Rumors are the hardest communications to control, especially with consumer products.  A falsehood will get started and nothing a company can do will batten it down.  Consider this case.   Corona, a Mexican beer, was gaining market share rapidly in the United States when someone, perhaps Heineken, started a rumor that the golden lager had urine in it.  Sales plummeted.  Corona sued a distributor of Heineken for starting the false statement and settled with it to include a public admission that the rumor was not true. But Corona's sales continued down. Even today, there are some who believe Corona has urine in it.  It is maddening for the company because there is little one can do or say to stop people from repeating evil tattle. Well-meaning, gullible people repeat such trash and give rumors a continuing life. It is a never-ending PR nightmare.



Sometimes a store is more than a store.  It is a symbol of the health of a community and a point of pride.  So when the store closes, it sparks anger and disbelief.  That is what is happening with a book store in the Bronx.  It is the last general interest book purveyor in the borough and residents are taking its loss hard.  Never mind that its departure is the result of a rent increase.  The business decision to close stings residents who are underserved by government and commerce.  The same has happened in thousands of communities around the nation when Walmart opened its giant stores on the outskirts of small towns and bled local merchants to death.  There is still a deep bitterness against the company as a result.  When a store becomes a symbol, management should treat it differently.  That doesn't mean it should be carried when loss ridden but it shouldn't be closed immediately, as this Barnes & Noble wasn't.  It took two rent increases to drive the book dealer out.  The landlord is determined to get a better yield on his property and he has already lined up a clothing chain to take it over.  If anyone, residents should be outraged with the landlord, but it is easier for them to focus their ire on management.  The result is an undeserved PR debacle for the book chain.

PR And Courage


Sometimes PR takes courage in the face of intense criticism.  Consider Chobani Yogurt.  The founder-owner, an immigrant from Turkey, is making it his mission to hire immigrants to work in his factories.  Right-wing commentators accuse him of employing muslim terrorists and endangering the security of the US.  He could bend to their wishes and fire the immigrants he has on staff, but instead, he has doubled down and is working to make the plight of the newly arrived less onerous.  This could cause him a loss of business and put the company into a bind. He clearly understands the potential difficulties he faces, but he continues to work on behalf of immigrants. He trusts that the larger body of the public will support him, and so far, it seems to be doing so.

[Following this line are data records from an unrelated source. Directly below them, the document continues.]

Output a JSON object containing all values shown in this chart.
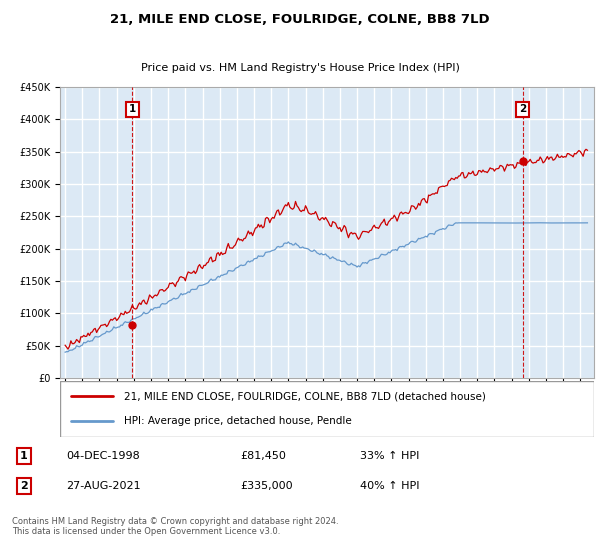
{
  "title": "21, MILE END CLOSE, FOULRIDGE, COLNE, BB8 7LD",
  "subtitle": "Price paid vs. HM Land Registry's House Price Index (HPI)",
  "legend_line1": "21, MILE END CLOSE, FOULRIDGE, COLNE, BB8 7LD (detached house)",
  "legend_line2": "HPI: Average price, detached house, Pendle",
  "annotation1_date": "04-DEC-1998",
  "annotation1_price": "£81,450",
  "annotation1_hpi": "33% ↑ HPI",
  "annotation1_year": 1998.92,
  "annotation1_value": 81450,
  "annotation2_date": "27-AUG-2021",
  "annotation2_price": "£335,000",
  "annotation2_hpi": "40% ↑ HPI",
  "annotation2_year": 2021.65,
  "annotation2_value": 335000,
  "footer": "Contains HM Land Registry data © Crown copyright and database right 2024.\nThis data is licensed under the Open Government Licence v3.0.",
  "ylim": [
    0,
    450000
  ],
  "xlim_start": 1994.7,
  "xlim_end": 2025.8,
  "bg_color": "#dce9f5",
  "grid_color": "#ffffff",
  "line1_color": "#cc0000",
  "line2_color": "#6699cc",
  "annotation_box_color": "#cc0000"
}
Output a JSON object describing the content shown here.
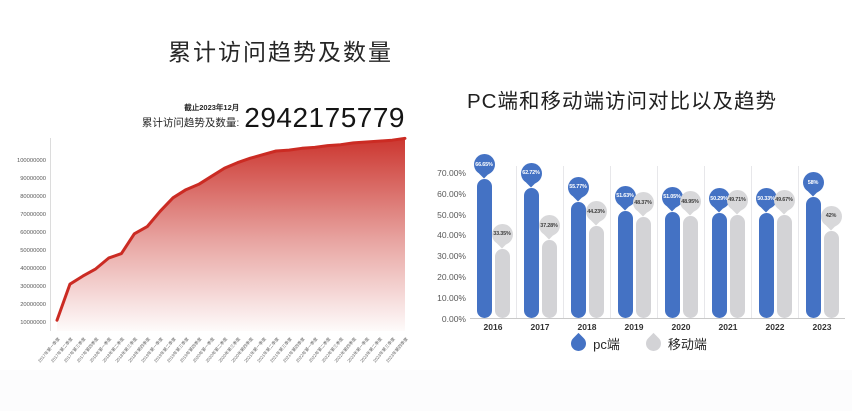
{
  "page": {
    "background": "#ffffff"
  },
  "chart_data": [
    {
      "type": "area",
      "title": "累计访问趋势及数量",
      "annotation": {
        "date_note": "截止2023年12月",
        "label": "累计访问趋势及数量:",
        "value": "2942175779"
      },
      "line_color": "#cb2b23",
      "fill_color": "#ca3029",
      "ylim_millions": [
        5,
        115
      ],
      "y_ticks": [
        "100000000",
        "90000000",
        "80000000",
        "70000000",
        "60000000",
        "50000000",
        "40000000",
        "30000000",
        "20000000",
        "10000000"
      ],
      "x": [
        "2017年第一季度",
        "2017年第二季度",
        "2017年第三季度",
        "2017年第四季度",
        "2018年第一季度",
        "2018年第二季度",
        "2018年第三季度",
        "2018年第四季度",
        "2019年第一季度",
        "2019年第二季度",
        "2019年第三季度",
        "2019年第四季度",
        "2020年第一季度",
        "2020年第二季度",
        "2020年第三季度",
        "2020年第四季度",
        "2021年第一季度",
        "2021年第二季度",
        "2021年第三季度",
        "2021年第四季度",
        "2022年第一季度",
        "2022年第二季度",
        "2022年第三季度",
        "2022年第四季度",
        "2023年第一季度",
        "2023年第二季度",
        "2023年第三季度",
        "2023年第四季度"
      ],
      "values_millions": [
        11,
        31,
        35.5,
        39.5,
        45.5,
        48,
        59,
        63,
        71.5,
        79,
        83.5,
        86.5,
        91,
        95.5,
        98.5,
        101,
        103,
        105,
        105.5,
        106.5,
        107,
        108,
        108.5,
        109.5,
        110,
        110.5,
        111,
        112
      ]
    },
    {
      "type": "bar",
      "title": "PC端和移动端访问对比以及趋势",
      "categories": [
        "2016",
        "2017",
        "2018",
        "2019",
        "2020",
        "2021",
        "2022",
        "2023"
      ],
      "y_ticks": [
        "70.00%",
        "60.00%",
        "50.00%",
        "40.00%",
        "30.00%",
        "20.00%",
        "10.00%",
        "0.00%"
      ],
      "ylim": [
        0,
        70
      ],
      "legend_position": "bottom",
      "series": [
        {
          "name": "pc端",
          "color": "#4472c4",
          "bubble_color": "#4472c4",
          "bubble_text_color": "#ffffff",
          "values": [
            66.65,
            62.72,
            55.77,
            51.63,
            51.05,
            50.29,
            50.33,
            58
          ],
          "labels": [
            "66.65%",
            "62.72%",
            "55.77%",
            "51.63%",
            "51.05%",
            "50.29%",
            "50.33%",
            "58%"
          ]
        },
        {
          "name": "移动端",
          "color": "#d3d3d6",
          "bubble_color": "#d8d8da",
          "bubble_text_color": "#3f3f3f",
          "values": [
            33.35,
            37.28,
            44.23,
            48.37,
            48.95,
            49.71,
            49.67,
            42
          ],
          "labels": [
            "33.35%",
            "37.28%",
            "44.23%",
            "48.37%",
            "48.95%",
            "49.71%",
            "49.67%",
            "42%"
          ]
        }
      ]
    }
  ]
}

Still, that doesn't take way from the fortitude he has shown in the face of ugly nativism.  For that, he is a true American.  

When PR Doesn't Work


Here is a case where careful PR and abiding by rules and regulations hasn't worked.  A determined group of activists has stopped the thirty meter telescope (TMT) from being built on Mauna Kea in Hawaii.  There is no appeasing the protesters who believe the mountain is sacred to their religion and scientists are defiling it.  It makes no difference that other telescopes have already been built at the peak of the mountain.  For some reason, the TMT has sparked anger.  No amount of rational discussion, fact finding, persuasion has dented the implacable opposition.  So, the leaders of the project are now talking about moving the instrument to the Canary Islands, even though the peak there is not as desirable as Mauna Kea for stellar observation.  The project heads could try to bull their way through objections, but they will need the backing of Hawaiian courts to do so, and so far, they haven't had it.  It would be a pity for the US to lose the TMT for religious reasons, but determined opposition can still win the day.